Today we have the ability to modify the DNA in any organism we can isolate. Yet we still don’t have the knowledge to be able to precisely know how these changes will translate into new behaviors.
In the latest example, the people of Key Haven, Florida are about to be part of new medical experiment, approved by the FDA, and to be carried out by a company called Oxitec. This company is planning to release millions of genetically modified mosquitos into the wild in hopes of containing the spread of the Zika virus. Really cool idea, but do we know if there are any potential negative consequences? Well according the FDAs Environmental Assessment the people of Key Haven have nothing to worry about. How exactly was the FDA able to make such a call?

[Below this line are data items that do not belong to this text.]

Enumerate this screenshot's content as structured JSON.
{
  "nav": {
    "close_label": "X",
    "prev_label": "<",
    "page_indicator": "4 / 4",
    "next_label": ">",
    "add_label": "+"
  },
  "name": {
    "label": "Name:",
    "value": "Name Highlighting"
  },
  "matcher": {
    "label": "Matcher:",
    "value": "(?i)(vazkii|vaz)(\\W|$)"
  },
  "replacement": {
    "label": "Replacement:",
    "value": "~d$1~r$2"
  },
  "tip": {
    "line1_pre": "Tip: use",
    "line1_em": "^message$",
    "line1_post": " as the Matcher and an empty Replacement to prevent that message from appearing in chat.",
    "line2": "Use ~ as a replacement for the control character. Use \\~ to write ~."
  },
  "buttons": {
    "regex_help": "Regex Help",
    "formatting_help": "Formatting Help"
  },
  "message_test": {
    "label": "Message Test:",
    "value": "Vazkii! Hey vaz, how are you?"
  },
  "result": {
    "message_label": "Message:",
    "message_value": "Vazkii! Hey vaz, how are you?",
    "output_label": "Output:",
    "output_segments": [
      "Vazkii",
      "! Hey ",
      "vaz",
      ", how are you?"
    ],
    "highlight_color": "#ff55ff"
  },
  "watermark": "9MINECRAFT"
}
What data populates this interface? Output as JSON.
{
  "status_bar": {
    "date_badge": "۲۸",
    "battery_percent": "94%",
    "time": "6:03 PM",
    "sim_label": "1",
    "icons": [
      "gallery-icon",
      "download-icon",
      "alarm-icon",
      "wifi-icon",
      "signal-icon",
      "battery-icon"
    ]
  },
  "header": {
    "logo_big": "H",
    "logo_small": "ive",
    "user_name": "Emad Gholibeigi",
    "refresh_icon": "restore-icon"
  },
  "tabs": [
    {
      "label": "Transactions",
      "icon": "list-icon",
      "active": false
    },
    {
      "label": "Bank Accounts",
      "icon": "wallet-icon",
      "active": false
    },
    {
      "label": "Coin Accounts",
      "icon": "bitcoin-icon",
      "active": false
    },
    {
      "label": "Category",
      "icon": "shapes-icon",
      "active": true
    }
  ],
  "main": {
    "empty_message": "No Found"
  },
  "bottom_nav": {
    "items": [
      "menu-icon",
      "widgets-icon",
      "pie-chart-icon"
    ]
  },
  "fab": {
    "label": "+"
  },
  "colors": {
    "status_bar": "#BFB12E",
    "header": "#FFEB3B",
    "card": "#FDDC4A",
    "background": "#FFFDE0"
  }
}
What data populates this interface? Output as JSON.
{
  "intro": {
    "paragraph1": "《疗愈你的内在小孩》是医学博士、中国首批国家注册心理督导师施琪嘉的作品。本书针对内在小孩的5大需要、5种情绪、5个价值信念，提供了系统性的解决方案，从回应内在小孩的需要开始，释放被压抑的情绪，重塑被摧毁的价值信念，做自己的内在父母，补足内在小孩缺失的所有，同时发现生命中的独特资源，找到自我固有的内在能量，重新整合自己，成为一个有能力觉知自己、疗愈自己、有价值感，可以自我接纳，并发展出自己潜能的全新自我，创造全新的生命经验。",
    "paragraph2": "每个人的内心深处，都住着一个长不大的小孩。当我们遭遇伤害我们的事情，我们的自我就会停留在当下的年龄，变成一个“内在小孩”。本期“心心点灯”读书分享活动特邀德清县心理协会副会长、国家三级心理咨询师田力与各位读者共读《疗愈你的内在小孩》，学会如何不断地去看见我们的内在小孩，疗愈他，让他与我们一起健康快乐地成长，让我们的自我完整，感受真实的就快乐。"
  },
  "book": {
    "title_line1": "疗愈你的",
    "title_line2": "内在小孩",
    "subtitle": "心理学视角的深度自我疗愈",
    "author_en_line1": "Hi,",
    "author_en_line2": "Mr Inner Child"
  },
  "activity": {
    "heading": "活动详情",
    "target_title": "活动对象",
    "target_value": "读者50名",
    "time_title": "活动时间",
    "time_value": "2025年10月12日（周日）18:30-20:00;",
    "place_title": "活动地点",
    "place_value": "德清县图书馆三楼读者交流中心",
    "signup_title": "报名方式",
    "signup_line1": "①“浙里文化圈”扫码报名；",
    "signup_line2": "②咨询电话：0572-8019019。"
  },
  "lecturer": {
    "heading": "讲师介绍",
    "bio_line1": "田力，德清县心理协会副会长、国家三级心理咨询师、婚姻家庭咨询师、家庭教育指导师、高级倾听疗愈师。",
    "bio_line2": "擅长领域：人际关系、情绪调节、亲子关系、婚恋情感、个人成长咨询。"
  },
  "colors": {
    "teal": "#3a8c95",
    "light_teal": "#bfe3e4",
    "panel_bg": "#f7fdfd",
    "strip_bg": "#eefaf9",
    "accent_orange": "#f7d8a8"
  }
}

Most of the ability to say that certain genetic modifications in other species (or even humans) will not have an impact on human health is based on laboratory data and existing biological theory, not on actual direct evidence, like human clinical trials. There would be no problem with this except for the fact laboratory data rarely translates into the clinic and our existing biological theory is incomplete, routinely riddled with “exceptions” that are only understood in hindsight. The process therefore banks on a scientific consensus that boils down to an educated prediction. So when the FDA reviewed Oxitec’s data and the theories they cited, it is simply not possible for them say with certainty that releasing genetically modified mosquitos into the wild will not have an impact on human health or the environment; no direct evidence exists to support such a claim or even a solid theory to back it up.
As scientists, we want to test our ideas and challenge our theories, but we have to do it wisely. We have to do it with foresight and we need to accept that we may need to move more slowly towards the really exciting experiments. It is our job to ensure we don’t become cowboys firing off experiments with unknown consequences whenever we gather enough support or have a nice financial incentive (Oxitec looks to make $400M off this technology). We need to be humble, we need to move forward, but we must always remain cautious when our experiments are potentially playing in a sandbox we’ve never played in before.
In order to move forward properly we need to accept we probably don’t know as much as we think we do. If we are going to continue to mess with the DNA of organisms and the nature of ecosystems let’s at least make sure we are doing our best to collect all the data about what is changing when we do this and obtain consent from the people potentially affected. If we do that, we can use the information to better inform our policies on how to appropriately design and manage these new “experiments”.
Pandora’s box is open and the situation surrounding the use of the Oxitec mosquito is just the hot issue in the news today. We need a strategy to fill our gaps in the knowledge of biological sciences and in how to manage this awesome power over how life on this planet exists and evolves.